In 2022, about 2,700 drivers cancelled their licenses on average every month, or 36,000 drivers in total.

City data shows drivers spend 48 per cent of their time deadheading, and Uber states that drivers earn $32/hour of “engaged” time, meaning drivers get paid about $16 for an actual hour of work. When you factor in gas, insurance and wear and tear, drivers are left with $7.90/hour at day’s end, way below minimum wage.

Drivers figure out very quickly that they can’t make a living, and as city data obtained through an access to information request shows, they quit in droves. In 2022, about 2,700 drivers cancelled their licenses on average every month, or 36,000 drivers in total.

A cap on overall vehicle-for-hire license numbers means that if business levels increase, the company will have to utilize its drivers more efficiently. As a result, drivers would spend less time deadheading and more time engaged, translating into fewer kilometres per vehicle travelled, fewer total emissions, fewer cars on the road, more trips taken by public transit, and more money in drivers’ pockets. It would begin to force Uber to be a better employer, with better worker retention, and to re-code its algorithms towards maximizing social efficiency.

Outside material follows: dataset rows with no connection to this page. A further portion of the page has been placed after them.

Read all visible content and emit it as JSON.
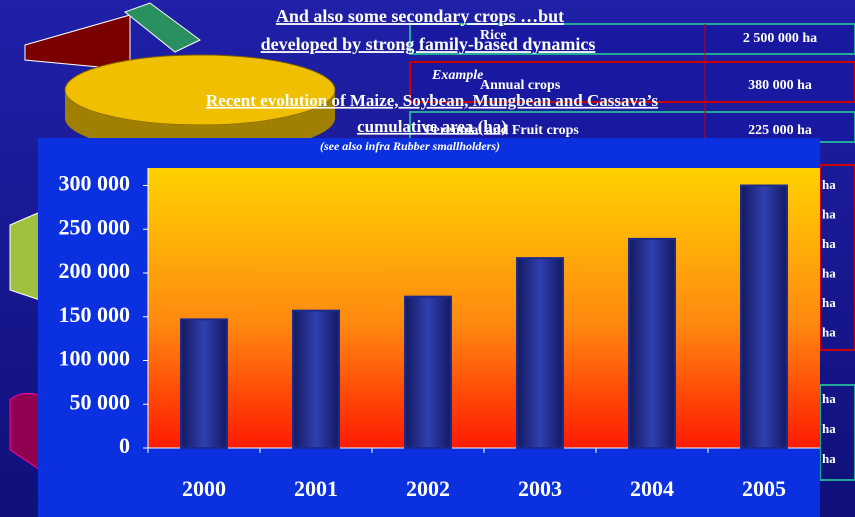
{
  "slide": {
    "heading": [
      "And also some secondary crops …but",
      "developed by strong family-based dynamics"
    ],
    "example": "Example",
    "table": [
      [
        "Rice",
        "2 500 000 ha"
      ],
      [
        "Annual crops",
        "380 000 ha"
      ],
      [
        "Perennial and Fruit crops",
        "225 000 ha"
      ]
    ],
    "side_units": [
      "ha",
      "ha",
      "ha",
      "ha",
      "ha",
      "ha",
      "ha",
      "ha",
      "ha"
    ]
  },
  "chart_data": {
    "type": "bar",
    "title": [
      "Recent evolution of Maize, Soybean, Mungbean and Cassava’s",
      "cumulative area (ha)"
    ],
    "subtitle": "(see also infra Rubber smallholders)",
    "categories": [
      "2000",
      "2001",
      "2002",
      "2003",
      "2004",
      "2005"
    ],
    "values": [
      147000,
      157000,
      173000,
      217000,
      239000,
      300000
    ],
    "color": "#1c2a8c",
    "ylim": [
      0,
      320000
    ],
    "yticks": [
      0,
      {
        "value": 50000,
        "label": "50 000"
      },
      {
        "value": 100000,
        "label": "100 000"
      },
      {
        "value": 150000,
        "label": "150 000"
      },
      {
        "value": 200000,
        "label": "200 000"
      },
      {
        "value": 250000,
        "label": "250 000"
      },
      {
        "value": 300000,
        "label": "300 000"
      }
    ],
    "grid": false
  }
}
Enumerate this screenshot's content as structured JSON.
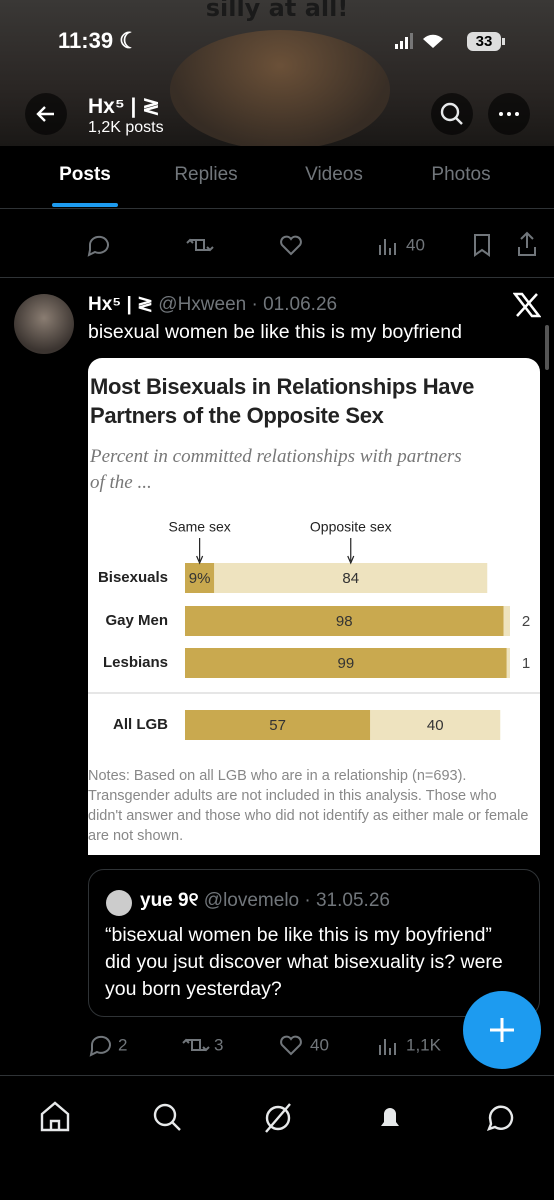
{
  "status_bar": {
    "time": "11:39",
    "battery": "33"
  },
  "banner_text": "silly at all!",
  "header": {
    "name": "Hx⁵ | ≷",
    "posts_count": "1,2K posts"
  },
  "tabs": [
    "Posts",
    "Replies",
    "Videos",
    "Photos"
  ],
  "previous_post": {
    "views": "40"
  },
  "post": {
    "author": "Hx⁵ | ≷",
    "handle_date": "@Hxween · 01.06.26",
    "text": "bisexual women be like this is my boyfriend",
    "chart_data": {
      "type": "bar",
      "stacked": true,
      "horizontal": true,
      "title": "Most Bisexuals in Relationships Have Partners of the Opposite Sex",
      "subtitle": "Percent in committed relationships with partners of the ...",
      "categories": [
        "Bisexuals",
        "Gay Men",
        "Lesbians",
        "All LGB"
      ],
      "xlim": [
        0,
        100
      ],
      "series": [
        {
          "name": "Same sex",
          "color": "#c9a94f",
          "values": [
            9,
            98,
            99,
            57
          ],
          "value_labels": [
            "9%",
            "98",
            "99",
            "57"
          ]
        },
        {
          "name": "Opposite sex",
          "color": "#eee3bf",
          "values": [
            84,
            2,
            1,
            40
          ]
        }
      ],
      "notes": "Notes: Based on all LGB who are in a relationship (n=693). Transgender adults are not included in this analysis. Those who didn't answer and those who did not identify as either male or female are not shown."
    },
    "quote": {
      "author": "yue 9୧",
      "handle_date": "@lovemelo · 31.05.26",
      "text": "“bisexual women be like this is my boyfriend” did you jsut discover what bisexuality is? were you born yesterday?"
    },
    "stats": {
      "replies": "2",
      "reposts": "3",
      "likes": "40",
      "views": "1,1K"
    }
  }
}
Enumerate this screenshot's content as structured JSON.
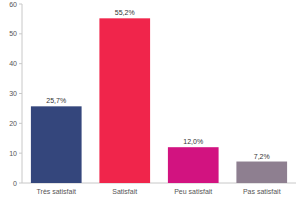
{
  "chart_data": {
    "type": "bar",
    "categories": [
      "Très satisfait",
      "Satisfait",
      "Peu satisfait",
      "Pas satisfait"
    ],
    "values": [
      25.7,
      55.2,
      12.0,
      7.2
    ],
    "value_labels": [
      "25,7%",
      "55,2%",
      "12,0%",
      "7,2%"
    ],
    "colors": [
      "#34467c",
      "#f0254b",
      "#d21380",
      "#8e7f90"
    ],
    "ylim": [
      0,
      60
    ],
    "yticks": [
      0,
      10,
      20,
      30,
      40,
      50,
      60
    ],
    "grid": false,
    "data_labels": true
  }
}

Regaining control over the vehicle-for-hire policy in Toronto is no small task. Eight years of regulatory capture under Mayor Tory has allowed the company to induce additional demand for car-based travel. The company seemingly still has its stooges on council and will hire all the communications, lobbying and political help it can get to launch its counter-offensive.

Resources are no obstacles for Uber, but the company’s own history, revealed by the ICIJ and the now widely available data illustrating Uber’s detrimental impact on labour, the environment, congestion and public transportation, has made it easier for the public, politicians and business leaders to engage with the company critically.

Thorben Wieditz is an urban geographer who works at the intersection of labour, community and cities. He is the co-founder of MetStrat, a research and campaign firm that specializes in public interest campaigns.